Why is there a lack of BME clinical psychologists? One of the barriers that I am personally facing is funding. How is someone from my background expected to progress in this increasingly privatised and commercialised educational system if there are no means of support? I’m part of the £9,000 per year tuition fee-paying cohort of undergraduates. With the government replacing maintenance grants with loans, and increasing the cost of tuition, I’m glad to be in the final year of my psychology degree. Yet I am about to be expelled into the brutal, unsupported abyss of postgraduate studies. Coming from a low-income, single-parent family, I am not a position to raise the £20k+ it will cost to undertake a masters. Despite several scholarship applications, part-time employment, and the new government postgraduate loan, there is still a shortfall in my budget – hence the launch of my crowdfunding project, #BackBossy.

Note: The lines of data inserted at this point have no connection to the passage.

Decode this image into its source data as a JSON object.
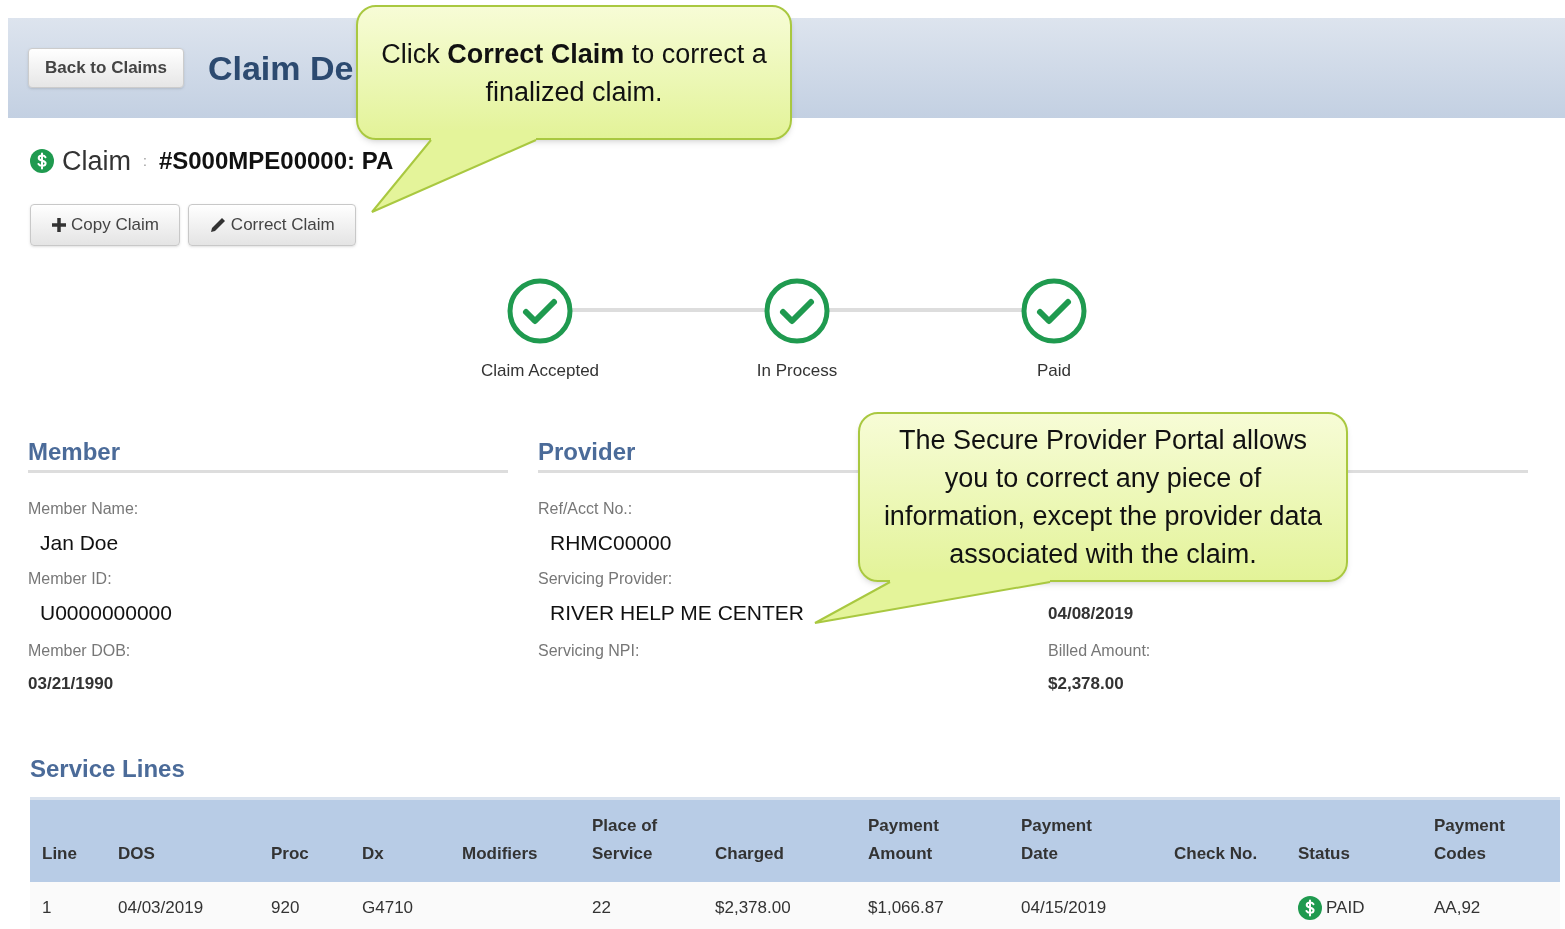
{
  "header": {
    "back_button": "Back to Claims",
    "title": "Claim De"
  },
  "claim": {
    "label": "Claim",
    "separator": ":",
    "number": "#S000MPE00000: PA"
  },
  "actions": [
    {
      "label": "Copy Claim",
      "kind": "copy"
    },
    {
      "label": "Correct Claim",
      "kind": "edit"
    }
  ],
  "progress": [
    {
      "label": "Claim Accepted",
      "done": true
    },
    {
      "label": "In Process",
      "done": true
    },
    {
      "label": "Paid",
      "done": true
    }
  ],
  "sections": [
    {
      "heading": "Member",
      "fields": [
        {
          "label": "Member Name:",
          "value": "Jan Doe",
          "kind": "large"
        },
        {
          "label": "Member ID:",
          "value": "U0000000000",
          "kind": "large"
        },
        {
          "label": "Member DOB:",
          "value": "03/21/1990",
          "kind": "small"
        }
      ]
    },
    {
      "heading": "Provider",
      "fields": [
        {
          "label": "Ref/Acct No.:",
          "value": "RHMC00000",
          "kind": "large"
        },
        {
          "label": "Servicing Provider:",
          "value": "RIVER HELP ME CENTER",
          "kind": "large"
        },
        {
          "label": "Servicing NPI:",
          "kind": "small"
        }
      ]
    },
    {
      "fields": [
        {
          "value": "04/08/2019",
          "kind": "small"
        },
        {
          "label": "Billed Amount:",
          "value": "$2,378.00",
          "kind": "small"
        }
      ]
    }
  ],
  "service_lines": {
    "heading": "Service Lines",
    "columns": [
      "Line",
      "DOS",
      "Proc",
      "Dx",
      "Modifiers",
      "Place of Service",
      "Charged",
      "Payment Amount",
      "Payment Date",
      "Check No.",
      "Status",
      "Payment Codes"
    ],
    "rows": [
      {
        "cells": [
          {
            "text": "1",
            "kind": "text"
          },
          {
            "text": "04/03/2019",
            "kind": "text"
          },
          {
            "text": "920",
            "kind": "text"
          },
          {
            "text": "G4710",
            "kind": "text"
          },
          null,
          {
            "text": "22",
            "kind": "text"
          },
          {
            "text": "$2,378.00",
            "kind": "text"
          },
          {
            "text": "$1,066.87",
            "kind": "text"
          },
          {
            "text": "04/15/2019",
            "kind": "text"
          },
          null,
          {
            "text": "PAID",
            "kind": "paid"
          },
          {
            "text": "AA,92",
            "kind": "text"
          }
        ]
      }
    ]
  },
  "callouts": [
    {
      "text": "Click **Correct Claim** to correct a finalized claim."
    },
    {
      "text": "The Secure Provider Portal allows you to correct any piece of information, except the provider data associated with the claim."
    }
  ]
}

I am interested in how social adversity impacts the diagnosis, treatment and management of affective disorders such as depression and anxiety. In the future, I want to train to be a clinical psychologist and help those suffering with affective disorders from low socioeconomic and ethnic minority backgrounds like myself.

I want to work specifically work with black British women, in order to reveal their hardships during diagnosis and treatment. A recent article in Media Diversified by Guilaine Kinouani described this plight perfectly: “I, as a Black woman, I’m more likely to be prescribed psychotropic medication than to be offered therapy…my chances of being coerced into psychiatric ‘care’ if I’m in distress are still much higher than average; and I’m less likely to want to engage with mental health services.” These are the issues that keep me up at night. I’m tired of meeting incredible black women who are suffering with mental health issues, but aren’t being offered the services that meet their needs.

I’m tired of coming across statistics like “African Caribbean people are five times more likely to be diagnosed with schizophrenia” or “Black people are 50% more likely to be detained under the Mental Health Act via police referrals, restrained and forced to take medication” . Finally, I’m tired of reading journal articles on the study of major depressive disorder that use an all white sample.

A master’s degree that furthers my understanding of affective disorders will not fix the social inequalities that our current mental health services face, and it is futile to approach it from solely a scientific perspective. Raising awareness and addressing the challenges in the services available is critical and I hope my crowdfunding project, #BackBossy, is helping to do that.

I am fully aware of the fact that a black woman carrying a nickname like “bossy” is racialised… but that’s a discussion for another day. Today, I’m trying to get this black body into the white space of mental health research.